My friend commented,
There’s a robust industry of buying music and listening to music, but do people sing outside of church? There has to be music; as the US culture departs from its Christian roots it is also moving away from its singing. Maybe there’s nothing to sing about anymore, except in the (more and more) counter-culture Jesus-focused, Bible-instructed faith communities.
Well, that reminded me, immediately, of a longstanding complaint that I have.

For the last 20 years or so, evangelical churches have been abandoning printed hymnals in favor of overhead projections of the words to songs only.

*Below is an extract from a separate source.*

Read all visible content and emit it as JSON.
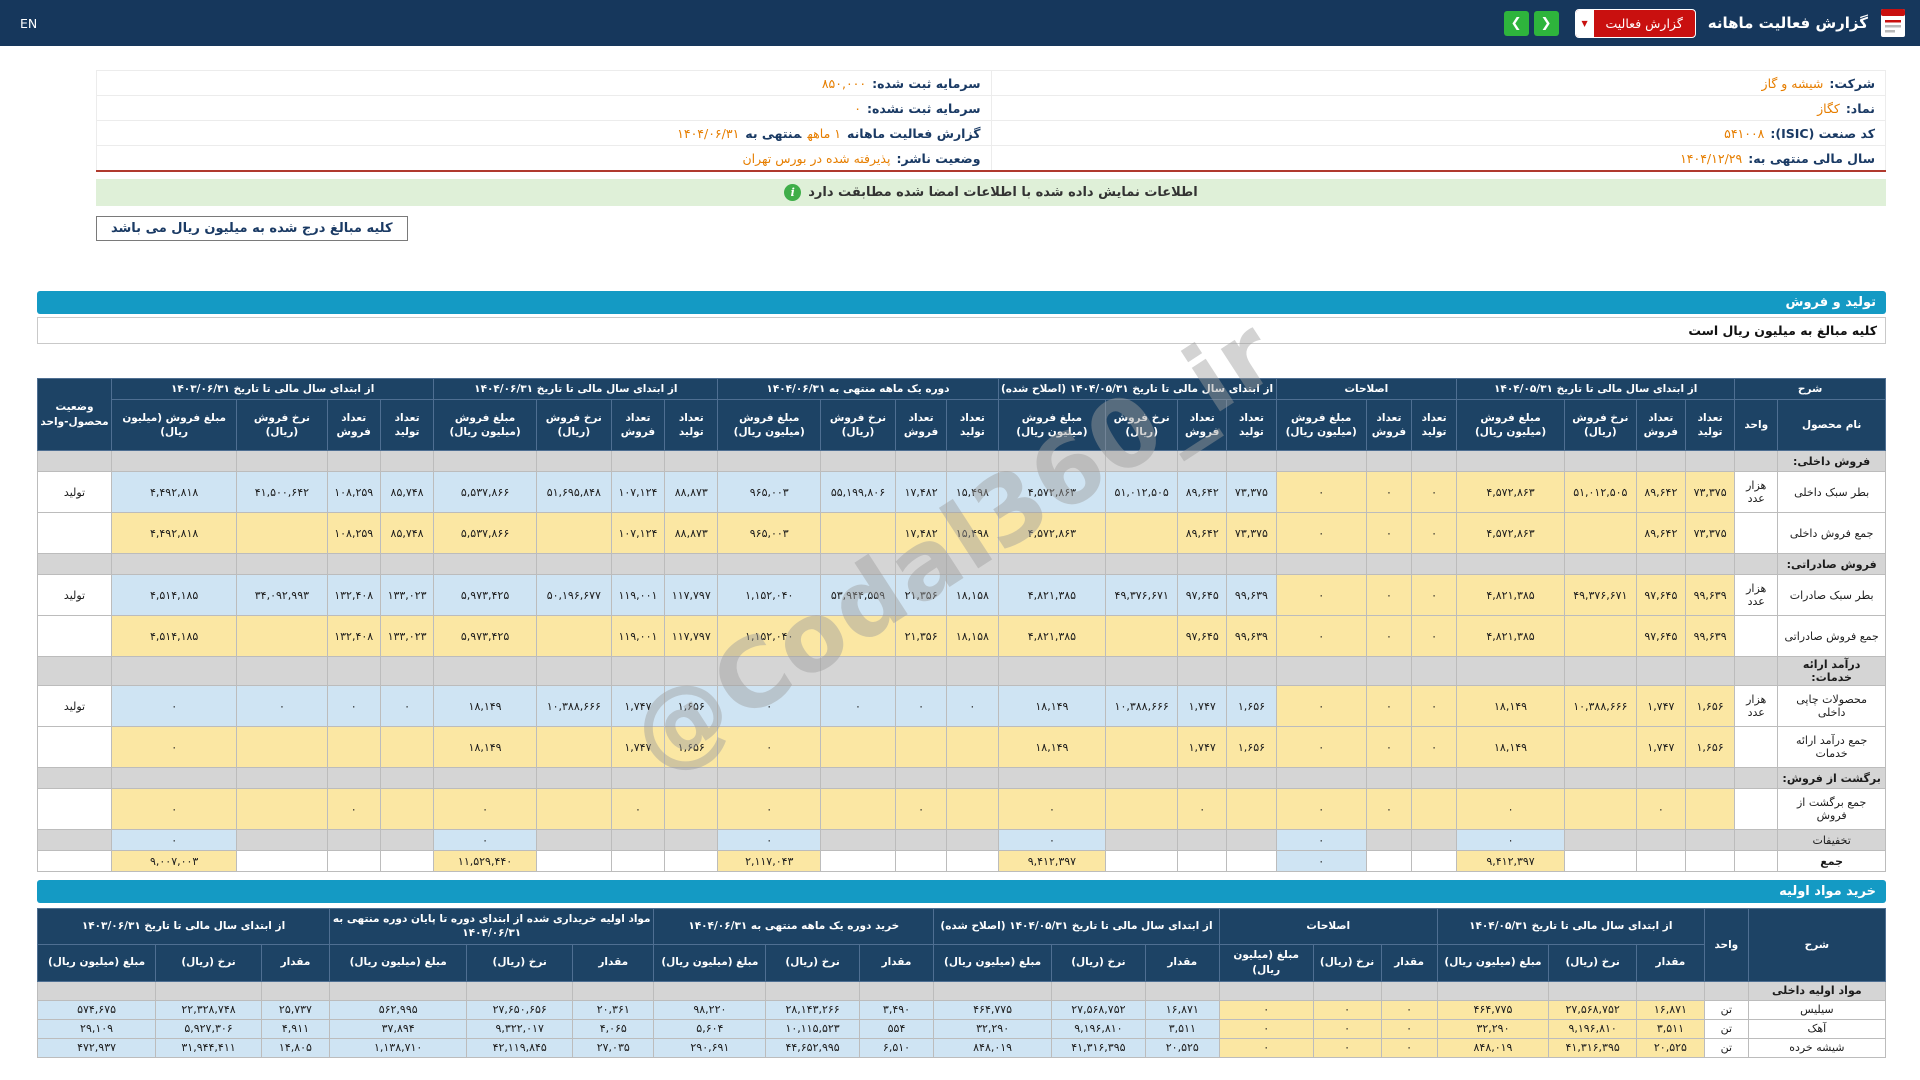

"Where will future generations learn how to read music?" I have been asking for many years. After all, I have reasoned, I learned how to read music by standing in church Sunday after Sunday and seeing the words with the musical notations. It took me a while to figure out how the visual intervals between notes were supposed to translate into vocal intervals. But that was, indeed, how I learned to read music: by seeing it week after week at church.

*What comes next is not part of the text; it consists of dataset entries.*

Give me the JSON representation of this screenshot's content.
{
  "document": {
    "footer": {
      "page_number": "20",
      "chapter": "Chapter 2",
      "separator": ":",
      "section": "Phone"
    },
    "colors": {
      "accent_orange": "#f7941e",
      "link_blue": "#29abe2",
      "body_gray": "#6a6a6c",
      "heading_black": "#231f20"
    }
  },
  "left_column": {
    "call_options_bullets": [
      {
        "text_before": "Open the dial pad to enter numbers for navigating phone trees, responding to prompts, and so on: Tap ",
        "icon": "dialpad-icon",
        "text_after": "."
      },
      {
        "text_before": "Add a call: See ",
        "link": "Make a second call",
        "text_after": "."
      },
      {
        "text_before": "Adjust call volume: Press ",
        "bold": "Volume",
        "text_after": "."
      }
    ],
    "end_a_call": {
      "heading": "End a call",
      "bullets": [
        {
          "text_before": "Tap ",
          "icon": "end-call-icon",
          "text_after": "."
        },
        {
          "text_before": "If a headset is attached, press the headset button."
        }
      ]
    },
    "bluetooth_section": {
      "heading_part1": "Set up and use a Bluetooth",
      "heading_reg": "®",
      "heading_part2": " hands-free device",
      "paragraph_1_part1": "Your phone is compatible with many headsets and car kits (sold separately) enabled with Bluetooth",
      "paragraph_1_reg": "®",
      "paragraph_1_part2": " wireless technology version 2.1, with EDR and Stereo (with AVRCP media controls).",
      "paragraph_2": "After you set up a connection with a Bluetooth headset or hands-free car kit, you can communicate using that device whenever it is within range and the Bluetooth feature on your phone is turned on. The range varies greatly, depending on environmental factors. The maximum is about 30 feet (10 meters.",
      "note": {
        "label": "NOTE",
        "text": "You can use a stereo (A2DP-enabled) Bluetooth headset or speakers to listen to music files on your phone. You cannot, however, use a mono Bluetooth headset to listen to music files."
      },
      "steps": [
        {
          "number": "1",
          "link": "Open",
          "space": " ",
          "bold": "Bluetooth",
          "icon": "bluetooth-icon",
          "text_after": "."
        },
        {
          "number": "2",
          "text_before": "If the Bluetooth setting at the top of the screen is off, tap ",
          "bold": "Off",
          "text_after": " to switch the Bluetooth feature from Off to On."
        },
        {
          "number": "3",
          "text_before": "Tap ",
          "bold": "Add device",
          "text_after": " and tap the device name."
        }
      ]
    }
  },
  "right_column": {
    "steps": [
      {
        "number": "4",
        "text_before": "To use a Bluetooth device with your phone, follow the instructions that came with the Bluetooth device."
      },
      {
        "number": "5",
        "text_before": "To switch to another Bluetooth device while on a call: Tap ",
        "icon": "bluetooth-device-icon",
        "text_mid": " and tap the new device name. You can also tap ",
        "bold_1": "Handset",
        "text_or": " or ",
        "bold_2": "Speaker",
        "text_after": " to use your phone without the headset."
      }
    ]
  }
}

And who gets to see music at church anymore?

Well, that reminds me of my experience with my optometrist.

As I mentioned in February, I had known for years that I had problems with my eyesight. And my optometrist knew it, too. And he had some idea of how to fix my problem. But, he said, he was unwilling to take the "easy solution" that was available to us.

"If I were to prescribe prismatic lenses for you," he said, "it would be like putting you on cocaine. You would become addicted to them. And instead of improving your eyesight, over time your eyes would actually become worse!"

Various events conspired to eventually get me into the office of a developmental optometrist who took a very different view.

"Prism glasses," he said, "are adaptive technology. They're like shoes. Shoes make your feet weaker, don't they? I mean, if you had never worn shoes, wouldn't your feet be a lot tougher than they are? . . . So your shoes have actually weakened your feet! . . . But who worries about having weaker feet as a result of wearing shoes? . . . Shoes enable you to do things that you couldn't possibly do without them. You can walk further, go across terrain that is littered with sharp edges, or that is too hot, otherwise, to traverse. You can walk through snow or on ice and not worry about damage to your feet. . . . You can climb mountains you would otherwise be incapable of climbing . . . "

And so it is with glasses. And prismatic glasses. And computers. And calculators. And all the other forms of adaptive technology we enjoy today: automobiles, bicycles, . . .

Every advance in technology offers opportunities for benefits. But it also offers opportunities for decline, for a failure to develop, a failure to rise to the opportunities, once beyond reach, but now made possible if only we will use the new adaptive technologies as a means for advancement rather than an opportunity for greater laziness. . . .

And so, returning once more to the ongoing thread of thoughts about Bible translation: I wonder about dynamic equivalence translations every bit as much as I do about prismatic glasses . . . or any glasses at all: What do we gain--and what do we lose--when we agree to use these adaptive technologies?

Aren't we losing something when we permit ourselves to enjoy even any translation at all? Wouldn't we be far better off if we refused to bow to the pressure of our own laziness (or is it laziness? or is it pressure of time? or . . . what?) that keeps us from learning the languages from which the translations are made?

Wouldn't we all be better off if we learned Hebrew and Greek and Aramaic (for the few chapters of Daniel that come from Aramaic), let alone Latin and German, French, Spanish, and all the other great languages of the world? . . .

Or is there a legitimate reason and call for specialization and division of labor?